The residual stream norm curves seem to follow the exponential growth quite precisely, do vanishing gradient problems cause such a clean result? I would have intuitively expected the final weights to look somewhat pathological if they were caused by such a problem in training.
Re prediction: Isn’t the sign the other way around? Vanishing gradients imply growing norms, right? So vanishing gradients in Post-LN would cause gradients to grow exponentially towards later (closer to output) layers (they also plot something like this in Figure 3 in the linked paper). I agree with the prediction that Post-LN will probably have even stronger exponential norm growth, but I think that this has a different cause to what we find here.
Yep, pre-LN transformers avoid the vanishing gradient problem.
Haven’t checked this myself, but the phenomenon seems to be fairly clean? See figure 3.b in the paper I linked, or figure 1 in this paper.
I actually wouldn’t think of vanishing/exploding gradients as a pathological training problem but a more general phenomenon about any dynamical system. Some dynamical systems (e.g. the sigmoid map) fall into equilibria over time, getting exponentially close to one. Other dynamical systems (e.g. the logistic map) become chaotic, and similar trajectories diverge exponentially over time. If you check, you’ll find the first kind leads to vanishing gradients (at each iteration of the map), and the second to exploding ones. This a forward pass perspective on the problem—the usual perspective on the problem considers only implications for the backward pass, since that’s where the problem usually shows up.

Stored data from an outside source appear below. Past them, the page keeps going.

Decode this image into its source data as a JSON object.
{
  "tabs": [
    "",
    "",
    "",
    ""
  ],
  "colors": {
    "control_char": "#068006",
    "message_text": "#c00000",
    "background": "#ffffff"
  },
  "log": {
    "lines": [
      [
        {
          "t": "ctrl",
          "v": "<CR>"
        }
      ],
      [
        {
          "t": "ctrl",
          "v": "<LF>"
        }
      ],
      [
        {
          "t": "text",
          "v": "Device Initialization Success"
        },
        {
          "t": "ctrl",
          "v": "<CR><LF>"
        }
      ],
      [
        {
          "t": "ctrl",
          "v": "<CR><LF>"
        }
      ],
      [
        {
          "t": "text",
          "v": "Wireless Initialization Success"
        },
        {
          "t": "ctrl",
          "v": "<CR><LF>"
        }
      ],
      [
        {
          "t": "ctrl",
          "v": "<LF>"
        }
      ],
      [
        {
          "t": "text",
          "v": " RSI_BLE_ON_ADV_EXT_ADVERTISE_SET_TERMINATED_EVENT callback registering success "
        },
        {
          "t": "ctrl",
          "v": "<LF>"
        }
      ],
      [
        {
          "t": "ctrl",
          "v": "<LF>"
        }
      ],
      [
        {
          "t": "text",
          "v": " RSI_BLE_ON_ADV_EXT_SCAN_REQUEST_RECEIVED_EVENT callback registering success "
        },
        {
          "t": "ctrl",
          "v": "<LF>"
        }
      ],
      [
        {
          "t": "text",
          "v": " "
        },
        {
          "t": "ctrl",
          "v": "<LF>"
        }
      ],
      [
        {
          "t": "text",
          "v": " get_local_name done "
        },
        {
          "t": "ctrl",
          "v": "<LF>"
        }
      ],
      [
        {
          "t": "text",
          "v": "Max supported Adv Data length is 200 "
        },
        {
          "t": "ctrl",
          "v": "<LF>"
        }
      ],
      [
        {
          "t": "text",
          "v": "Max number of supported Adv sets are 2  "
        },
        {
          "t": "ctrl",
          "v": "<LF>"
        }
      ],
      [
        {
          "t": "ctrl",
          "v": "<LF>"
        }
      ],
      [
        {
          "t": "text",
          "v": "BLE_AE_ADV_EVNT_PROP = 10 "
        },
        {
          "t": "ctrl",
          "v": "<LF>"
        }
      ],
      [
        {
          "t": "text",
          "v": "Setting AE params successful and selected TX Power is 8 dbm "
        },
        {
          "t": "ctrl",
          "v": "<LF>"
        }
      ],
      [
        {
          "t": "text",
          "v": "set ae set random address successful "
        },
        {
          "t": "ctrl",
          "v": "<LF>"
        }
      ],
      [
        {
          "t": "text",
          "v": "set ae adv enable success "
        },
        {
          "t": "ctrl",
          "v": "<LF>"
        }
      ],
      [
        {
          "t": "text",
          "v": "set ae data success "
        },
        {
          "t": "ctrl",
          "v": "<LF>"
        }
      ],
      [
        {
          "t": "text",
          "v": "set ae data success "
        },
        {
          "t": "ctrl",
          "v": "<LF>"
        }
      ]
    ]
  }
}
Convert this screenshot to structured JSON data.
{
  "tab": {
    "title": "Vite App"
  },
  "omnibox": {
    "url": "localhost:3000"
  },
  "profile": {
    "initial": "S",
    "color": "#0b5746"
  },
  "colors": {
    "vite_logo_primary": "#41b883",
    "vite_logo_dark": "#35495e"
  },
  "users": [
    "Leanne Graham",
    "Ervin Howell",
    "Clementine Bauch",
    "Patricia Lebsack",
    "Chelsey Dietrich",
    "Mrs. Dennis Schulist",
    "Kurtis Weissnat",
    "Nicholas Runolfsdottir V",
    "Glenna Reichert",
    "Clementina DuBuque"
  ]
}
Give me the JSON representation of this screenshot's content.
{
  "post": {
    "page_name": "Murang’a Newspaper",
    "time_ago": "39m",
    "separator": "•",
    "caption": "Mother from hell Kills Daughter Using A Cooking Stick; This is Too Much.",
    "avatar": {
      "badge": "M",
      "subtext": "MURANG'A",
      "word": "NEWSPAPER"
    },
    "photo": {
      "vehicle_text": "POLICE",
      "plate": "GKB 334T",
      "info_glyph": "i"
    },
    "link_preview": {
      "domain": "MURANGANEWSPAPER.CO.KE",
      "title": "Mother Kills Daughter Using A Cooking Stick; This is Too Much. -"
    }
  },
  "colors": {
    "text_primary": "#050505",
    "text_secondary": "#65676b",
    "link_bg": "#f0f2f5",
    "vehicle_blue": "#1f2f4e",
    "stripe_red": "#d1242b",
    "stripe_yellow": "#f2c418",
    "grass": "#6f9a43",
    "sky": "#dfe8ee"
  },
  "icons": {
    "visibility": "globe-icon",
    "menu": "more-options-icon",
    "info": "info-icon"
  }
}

Notice above that the system with exponential decay in the forward pass had vanishing gradients (growing gradient norms) in the backward pass—the relationship is inverse. If you start with toy single-neuron networks, you can prove this to yourself pretty easily.
The predictions here are still complicated by a few facts—first, exponential divergence/convergence of trajectories doesn’t necessarily imply exponentially growing/shrinking norms. Second, the layer norm complicates things, confining some dynamics to a hypersphere (modulo the zero-mean part). Haven’t fully worked out the problem for myself yet, but still think there’s a relationship here.